The Five Orders of Periwigs (The Five Orders of Perriwigs as they were Worn at the Late Coronation Measured Architectonically) is a 1761 engraving by the English artist William Hogarth. It contains several levels of satire. First, and most clearly, it lampoons the fashion for outlandish wigs in the mid to late 18th century. Second, in classifying the wigs into "orders", it satirises the formulation of canons of beauty from the analysis of surviving pieces of classical architecture and sculpture from ancient Greece and ancient Rome, particularly the classical remains at Athens, Rome, Baalbek, and Palmyra, and the precise architectural drawings of James "Athenian" Stuart (published in the Antiquities of Athens, the first volume of which appeared in 1762). To the lower right, the engraving gives its publication date as 15 October 1761.

Of the engraving, Hogarth himself commented in his book of anecdotes:

There is no great difficulty in measuring the length, breadth, or height of any figures, where the parts are made up of plain lines. It requires no more skill to take the dimensions of a pillar or cornice, than to measure a square box, and yet the man who does the latter is neglected, and he who accomplishes the former, is considered as a miracle of genius; but I suppose he receives his honours for the distance he has travelled to do his business.

As a parallel to the five orders of classical architecture identified by Palladio (Doric, Ionic, Corinthian, Composite and Tuscan), the engraving postulates five "orders" of periwig, from the relatively simple "Episcopal" (for the clergy), through the "Old Peerian or Aldermanic" (for lords and council officials) and "Lexonic" (for lawyers) to the more ornate "Composite or Half Natural", and finally the effete "Queerinthian or Queue de Reynard" (a pun on the French for "foxtail").

A scale shows the "Athenian Measure" by which the dimensions of each wig are annotated, with one "nodule" comprising 3 "nasos" (noses) and each "naso" of 3 "minutes". The component parts of each wig are labelled with letters A to I, each denoting a mock architectural term, from A: the "Corona or Lermier or Foretop" and B: the "Architrave or Archivolt or Caul" to H: "Fillet or Ribbon" and I: "Helices or Volute or Spiral or Curl".

Several of the faces depicted have been identified. Those in the Episcopal line are intended to resemble Doctor William Warburton, Bishop of Gloucester (left) and Doctor Samuel Squire, Bishop of St David's (right). In the "Old Peerian or Aldermanic" row are Lord Melcombe (left) and another. The wig depicted to the far right is a "remarkable winged periwig" worn by Sir Samuel Fludyer, 1st Baronet when he became Lord Mayor of London earlier in 1761.

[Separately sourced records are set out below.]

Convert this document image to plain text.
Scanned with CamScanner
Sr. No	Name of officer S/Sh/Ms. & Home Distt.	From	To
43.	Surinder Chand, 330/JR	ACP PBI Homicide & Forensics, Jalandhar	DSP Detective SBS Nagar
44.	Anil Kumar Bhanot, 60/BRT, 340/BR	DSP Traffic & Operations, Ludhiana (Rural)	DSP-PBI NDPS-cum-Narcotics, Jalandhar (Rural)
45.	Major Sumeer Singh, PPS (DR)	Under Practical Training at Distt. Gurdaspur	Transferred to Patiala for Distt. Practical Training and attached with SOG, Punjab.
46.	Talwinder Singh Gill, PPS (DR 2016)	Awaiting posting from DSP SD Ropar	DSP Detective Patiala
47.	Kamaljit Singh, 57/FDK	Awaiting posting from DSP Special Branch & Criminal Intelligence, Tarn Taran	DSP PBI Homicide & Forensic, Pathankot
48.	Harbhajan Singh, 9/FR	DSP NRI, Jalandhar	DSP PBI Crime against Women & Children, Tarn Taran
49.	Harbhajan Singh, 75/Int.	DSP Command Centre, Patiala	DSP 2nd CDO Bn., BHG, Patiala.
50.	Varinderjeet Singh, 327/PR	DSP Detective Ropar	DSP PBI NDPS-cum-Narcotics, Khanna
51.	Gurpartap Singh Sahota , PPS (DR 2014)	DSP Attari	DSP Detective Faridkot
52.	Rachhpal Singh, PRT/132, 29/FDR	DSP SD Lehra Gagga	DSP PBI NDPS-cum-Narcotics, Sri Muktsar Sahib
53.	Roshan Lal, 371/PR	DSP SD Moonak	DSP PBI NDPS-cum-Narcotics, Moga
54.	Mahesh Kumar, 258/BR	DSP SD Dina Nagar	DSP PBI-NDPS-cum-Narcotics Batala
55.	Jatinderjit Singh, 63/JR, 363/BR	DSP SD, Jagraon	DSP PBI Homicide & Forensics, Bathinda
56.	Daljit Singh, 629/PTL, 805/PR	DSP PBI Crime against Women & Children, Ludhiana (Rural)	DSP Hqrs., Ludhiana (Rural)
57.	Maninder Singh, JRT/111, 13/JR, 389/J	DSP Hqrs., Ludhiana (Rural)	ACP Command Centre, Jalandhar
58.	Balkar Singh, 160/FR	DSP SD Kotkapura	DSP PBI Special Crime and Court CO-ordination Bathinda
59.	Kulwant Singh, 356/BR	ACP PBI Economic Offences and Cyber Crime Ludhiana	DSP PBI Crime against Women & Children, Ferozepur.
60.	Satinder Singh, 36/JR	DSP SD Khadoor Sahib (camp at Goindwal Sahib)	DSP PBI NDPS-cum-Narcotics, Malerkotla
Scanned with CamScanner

At the bottom of the engraving is an inscription stating that a series of six folio volumes published over 17 years will set out the measurements of the periwigs of the ancients. This satirises Stuart's Antiquities of Athens. Above, a line of female profiles shows, from left to right, the face of Queen Charlotte and five others, each wearing a triple necklace and bearing a coronet: a duchess, a marchioness, a countess, a viscountess, and a baroness. They have been alternatively identified as the Ladies of the Bedchamber in 1761: the Duchess of Ancaster, Duchess of Hamilton, Countess of Effingham, Countess of Northumberland, Viscountess Weymouth, and Viscountess Bolingbroke.

Hogarth created the engraving a few weeks after the coronation of George III and Queen Charlotte, inspired by the elaborate costume worn by those who attended. Horace Walpole wrote: "Some of the peeresses were dressed over night, slept in armchairs, and were waked if they tumbled their heads".

A number of spelling mistakes were noted in the first state of the engraving ("adver [sic]", "volu [sic]"). A second state of the engraving corrects a typographical error by inserting the letter "e" in "adve [sic]", and relabels the "Episcopal" order of periwigs as "Episcopal and Parsonic".